Monday, November 14, 2011

California updates terminology in law to teach students about Pacific Islander American history (California news 2 of 4)

There was a lot of coverage this summer about a bill before the California state legislature, which would require the teaching of what some reporter's described as "gay history" in the state's public schools. Tucked into a few of the articles was this detail -- the bill would also require that students learn about the contributions of Pacific Islanders, or in other words "Pacific Islander American history." To quote a portion of a Christian Science Monitor article on the subject:
California already requires that when school districts adopt instructional materials, they seek to ensure that Native Americans, African Americans, Asian Americans, and European Americans are accurately portrayed. The new bill would add not only LGBT to that list, but also people with disabilities and Pacific Islanders.
I was curious, so I read the bill, and what the law was before this bill passed.
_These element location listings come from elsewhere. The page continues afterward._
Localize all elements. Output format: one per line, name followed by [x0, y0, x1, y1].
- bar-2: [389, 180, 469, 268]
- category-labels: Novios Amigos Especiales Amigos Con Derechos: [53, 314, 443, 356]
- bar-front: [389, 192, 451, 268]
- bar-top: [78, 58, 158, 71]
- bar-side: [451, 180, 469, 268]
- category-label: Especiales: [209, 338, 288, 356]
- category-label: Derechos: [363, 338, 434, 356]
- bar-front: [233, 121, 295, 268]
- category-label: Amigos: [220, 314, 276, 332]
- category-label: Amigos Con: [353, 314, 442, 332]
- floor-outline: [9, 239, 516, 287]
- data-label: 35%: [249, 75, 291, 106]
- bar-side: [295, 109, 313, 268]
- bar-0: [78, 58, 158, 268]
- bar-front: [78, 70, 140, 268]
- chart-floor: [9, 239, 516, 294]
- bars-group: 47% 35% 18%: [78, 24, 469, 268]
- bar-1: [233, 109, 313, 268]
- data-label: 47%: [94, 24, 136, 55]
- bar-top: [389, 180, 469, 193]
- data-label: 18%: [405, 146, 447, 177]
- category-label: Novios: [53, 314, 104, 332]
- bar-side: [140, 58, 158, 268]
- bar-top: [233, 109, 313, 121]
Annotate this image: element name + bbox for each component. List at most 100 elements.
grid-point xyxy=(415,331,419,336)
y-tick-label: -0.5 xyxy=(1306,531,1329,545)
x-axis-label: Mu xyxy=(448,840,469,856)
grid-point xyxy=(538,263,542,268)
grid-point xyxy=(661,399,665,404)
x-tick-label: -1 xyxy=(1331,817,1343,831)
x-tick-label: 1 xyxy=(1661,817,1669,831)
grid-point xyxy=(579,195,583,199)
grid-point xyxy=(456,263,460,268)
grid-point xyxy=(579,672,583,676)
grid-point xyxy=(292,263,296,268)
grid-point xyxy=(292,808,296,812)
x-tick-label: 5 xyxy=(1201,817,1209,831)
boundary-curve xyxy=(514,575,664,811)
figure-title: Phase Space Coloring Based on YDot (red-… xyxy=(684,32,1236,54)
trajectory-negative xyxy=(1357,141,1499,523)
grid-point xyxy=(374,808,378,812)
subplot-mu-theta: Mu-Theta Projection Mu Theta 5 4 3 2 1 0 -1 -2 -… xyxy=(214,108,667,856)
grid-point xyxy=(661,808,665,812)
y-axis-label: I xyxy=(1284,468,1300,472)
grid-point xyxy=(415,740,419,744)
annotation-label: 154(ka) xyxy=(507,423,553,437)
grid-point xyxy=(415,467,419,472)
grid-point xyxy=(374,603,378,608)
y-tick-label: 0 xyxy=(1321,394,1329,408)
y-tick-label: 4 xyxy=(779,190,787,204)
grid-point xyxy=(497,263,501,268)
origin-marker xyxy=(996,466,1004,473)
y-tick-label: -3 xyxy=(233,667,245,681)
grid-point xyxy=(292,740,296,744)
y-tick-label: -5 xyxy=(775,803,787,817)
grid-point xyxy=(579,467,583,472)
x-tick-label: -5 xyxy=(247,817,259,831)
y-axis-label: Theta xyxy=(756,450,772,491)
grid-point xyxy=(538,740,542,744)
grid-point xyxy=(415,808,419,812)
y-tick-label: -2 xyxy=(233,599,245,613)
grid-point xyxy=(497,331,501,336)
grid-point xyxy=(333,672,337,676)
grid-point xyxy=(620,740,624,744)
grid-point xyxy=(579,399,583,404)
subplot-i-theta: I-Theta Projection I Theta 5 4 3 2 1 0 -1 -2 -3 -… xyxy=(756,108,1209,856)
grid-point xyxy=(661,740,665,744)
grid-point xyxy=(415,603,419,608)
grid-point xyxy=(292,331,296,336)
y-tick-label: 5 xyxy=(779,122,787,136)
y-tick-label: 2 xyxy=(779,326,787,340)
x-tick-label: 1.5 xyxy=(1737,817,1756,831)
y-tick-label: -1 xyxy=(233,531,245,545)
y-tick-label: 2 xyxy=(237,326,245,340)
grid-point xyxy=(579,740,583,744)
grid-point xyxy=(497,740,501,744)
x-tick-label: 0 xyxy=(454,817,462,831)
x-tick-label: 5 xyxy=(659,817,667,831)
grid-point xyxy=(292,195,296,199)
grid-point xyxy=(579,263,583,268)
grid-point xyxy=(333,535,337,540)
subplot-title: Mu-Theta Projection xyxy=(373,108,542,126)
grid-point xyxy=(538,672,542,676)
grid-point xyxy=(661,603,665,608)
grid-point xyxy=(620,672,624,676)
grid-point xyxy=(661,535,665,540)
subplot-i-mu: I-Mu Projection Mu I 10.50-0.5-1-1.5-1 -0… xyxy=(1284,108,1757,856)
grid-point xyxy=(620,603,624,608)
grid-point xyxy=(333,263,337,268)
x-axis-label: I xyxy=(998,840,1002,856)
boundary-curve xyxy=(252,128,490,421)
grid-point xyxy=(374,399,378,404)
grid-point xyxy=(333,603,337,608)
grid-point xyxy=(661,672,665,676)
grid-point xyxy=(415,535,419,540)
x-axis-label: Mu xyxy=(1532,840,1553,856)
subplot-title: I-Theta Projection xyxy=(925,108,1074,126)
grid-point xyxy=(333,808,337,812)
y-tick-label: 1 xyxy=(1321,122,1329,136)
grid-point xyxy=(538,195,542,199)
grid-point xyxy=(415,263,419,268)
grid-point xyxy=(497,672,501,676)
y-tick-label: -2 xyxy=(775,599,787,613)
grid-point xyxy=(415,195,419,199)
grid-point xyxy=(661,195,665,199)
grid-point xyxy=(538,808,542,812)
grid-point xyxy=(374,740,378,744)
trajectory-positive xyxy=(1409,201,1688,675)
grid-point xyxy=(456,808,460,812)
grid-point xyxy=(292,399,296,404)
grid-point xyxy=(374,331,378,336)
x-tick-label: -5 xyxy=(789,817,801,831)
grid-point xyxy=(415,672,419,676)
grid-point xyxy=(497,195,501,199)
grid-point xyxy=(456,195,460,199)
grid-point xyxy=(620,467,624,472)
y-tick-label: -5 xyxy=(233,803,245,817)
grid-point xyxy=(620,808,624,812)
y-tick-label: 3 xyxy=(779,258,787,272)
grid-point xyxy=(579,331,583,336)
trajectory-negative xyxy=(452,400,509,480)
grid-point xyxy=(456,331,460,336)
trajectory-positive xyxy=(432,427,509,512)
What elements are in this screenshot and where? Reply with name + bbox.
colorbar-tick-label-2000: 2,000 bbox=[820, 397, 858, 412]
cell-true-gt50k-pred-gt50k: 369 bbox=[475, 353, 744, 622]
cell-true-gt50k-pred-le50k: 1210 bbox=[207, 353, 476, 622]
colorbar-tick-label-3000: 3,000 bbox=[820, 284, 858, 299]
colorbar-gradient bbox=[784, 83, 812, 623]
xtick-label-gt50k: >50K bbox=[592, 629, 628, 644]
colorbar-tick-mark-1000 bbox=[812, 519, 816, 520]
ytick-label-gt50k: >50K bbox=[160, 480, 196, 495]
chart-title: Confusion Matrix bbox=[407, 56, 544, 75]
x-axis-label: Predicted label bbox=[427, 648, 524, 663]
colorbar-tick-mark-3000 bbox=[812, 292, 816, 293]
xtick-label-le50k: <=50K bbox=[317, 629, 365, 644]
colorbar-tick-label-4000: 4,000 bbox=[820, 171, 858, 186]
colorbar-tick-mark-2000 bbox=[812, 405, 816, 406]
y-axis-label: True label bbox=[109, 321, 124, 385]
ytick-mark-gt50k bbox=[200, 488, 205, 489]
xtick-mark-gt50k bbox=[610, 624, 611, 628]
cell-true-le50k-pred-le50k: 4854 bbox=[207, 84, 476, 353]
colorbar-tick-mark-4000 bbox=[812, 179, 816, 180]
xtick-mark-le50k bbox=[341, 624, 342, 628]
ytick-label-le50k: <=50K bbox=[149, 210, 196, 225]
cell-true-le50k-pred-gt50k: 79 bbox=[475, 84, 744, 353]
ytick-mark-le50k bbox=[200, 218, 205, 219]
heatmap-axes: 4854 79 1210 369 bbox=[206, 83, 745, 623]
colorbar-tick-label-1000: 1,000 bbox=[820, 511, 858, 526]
Luckily, you can get all of this info online by visiting the California state senate's website.

Here's what I learned: California law already required that social science instruction is inclusive of the history and contributions of "Pacific Island people," which this bill changed to "Pacific Islanders." (The bill made similar changes to the terms used for other minorities.)

It appears that the change for Pacific Islanders is be more cosmetic than anything else, but it's a sign of progress that the bill's authors were knew enough to use more appropriate terminology.

Want to read the law for yourself? Click here: LINK

A larger question to ask: What would a course on Pacific Islander contributions to America look like? Would it include stories about the Native Hawaiians who immigrated to the Pacific Northwest to work for timber companies, or to harbors, deserts and mining towns in California? What about the Mormon Pacific Islanders who immigrated to Utah to follow their faith? Or would the focus be on big names, like King Kamehameha and Duke Kahanamoku, or modern-day entertainers like Dwayne Johnson (aka "The Rock")?